De acordo com o pontífice, tais políticas “catastróficas” destruíram as culturas de povos indígenas, separaram famílias e marginalizaram gerações. Foi um “erro desastroso” e incompatível com o Evangelho, afirmou, acrescentando que mais investigações são necessárias.

“Com vergonha e sem ambiguidade, peço humildemente perdão pelo mal cometido por tantos cristãos contra os povos indígenas”, disse Francisco diante de centenas de sobreviventes e indígenas reunidos em um antigo internato na cidade de Maskwacis, na província de Alberta.

Desde o final do século XIX até a década de 1990, cerca de 150 mil crianças indígenas foram matriculadas em 139 internatos, onde passaram meses ou anos isoladas de suas famílias, idioma e cultura.

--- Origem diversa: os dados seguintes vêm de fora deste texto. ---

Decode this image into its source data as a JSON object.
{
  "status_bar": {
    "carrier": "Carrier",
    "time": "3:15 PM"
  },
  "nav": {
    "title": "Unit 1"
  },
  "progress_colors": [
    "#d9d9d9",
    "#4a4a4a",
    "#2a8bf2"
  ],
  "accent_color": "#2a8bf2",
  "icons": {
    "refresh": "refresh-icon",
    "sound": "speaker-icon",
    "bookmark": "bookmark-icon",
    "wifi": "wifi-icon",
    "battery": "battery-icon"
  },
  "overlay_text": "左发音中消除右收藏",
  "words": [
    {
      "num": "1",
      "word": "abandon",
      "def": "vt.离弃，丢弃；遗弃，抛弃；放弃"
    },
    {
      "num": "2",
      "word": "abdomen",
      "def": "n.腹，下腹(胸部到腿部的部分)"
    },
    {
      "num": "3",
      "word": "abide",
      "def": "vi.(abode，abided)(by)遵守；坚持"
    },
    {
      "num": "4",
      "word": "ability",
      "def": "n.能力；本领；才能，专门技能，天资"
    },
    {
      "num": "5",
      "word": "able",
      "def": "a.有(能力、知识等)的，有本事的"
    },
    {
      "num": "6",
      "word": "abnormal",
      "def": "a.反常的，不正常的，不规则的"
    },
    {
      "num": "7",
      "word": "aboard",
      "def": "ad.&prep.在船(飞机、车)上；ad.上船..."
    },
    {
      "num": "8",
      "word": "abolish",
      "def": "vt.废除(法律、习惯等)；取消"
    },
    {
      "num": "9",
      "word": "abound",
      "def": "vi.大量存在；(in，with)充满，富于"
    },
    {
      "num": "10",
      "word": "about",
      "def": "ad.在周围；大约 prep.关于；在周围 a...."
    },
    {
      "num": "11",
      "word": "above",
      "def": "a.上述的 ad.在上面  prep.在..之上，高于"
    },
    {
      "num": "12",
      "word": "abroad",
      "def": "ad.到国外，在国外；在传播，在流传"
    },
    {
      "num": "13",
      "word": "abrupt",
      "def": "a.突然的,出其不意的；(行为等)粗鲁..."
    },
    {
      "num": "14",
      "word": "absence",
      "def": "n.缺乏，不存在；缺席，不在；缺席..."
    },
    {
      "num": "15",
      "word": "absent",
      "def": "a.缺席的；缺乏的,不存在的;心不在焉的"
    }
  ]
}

Muitas delas sofreram abuso físico e sexual por diretores e professores. Acredita-se que milhares morreram de doenças, desnutrição ou negligência.

Em maio de 2021, mais de 1.300 sepulturas não identificadas foram descobertas nos locais das antigas escolas, em Columbia Britânica e em Saskatchewan. As instalações eram financiadas pelo governo, e a maioria delas era gerenciada pela Igreja Católica.

Dirigindo-se às vítimas em Maskwacis, o papa implorou que os sobreviventes praticassem o perdão, a cura e a reconciliação com a Igreja Católica, pelo papel que ela desempenhou no programa.

“Peço perdão, em particular, pela maneira como muitos membros da Igreja e de comunidades religiosas cooperaram, inclusive com sua indiferença, em projetos de destruição cultural e assimilação forçada”, afirmou o pontífice de 85 anos.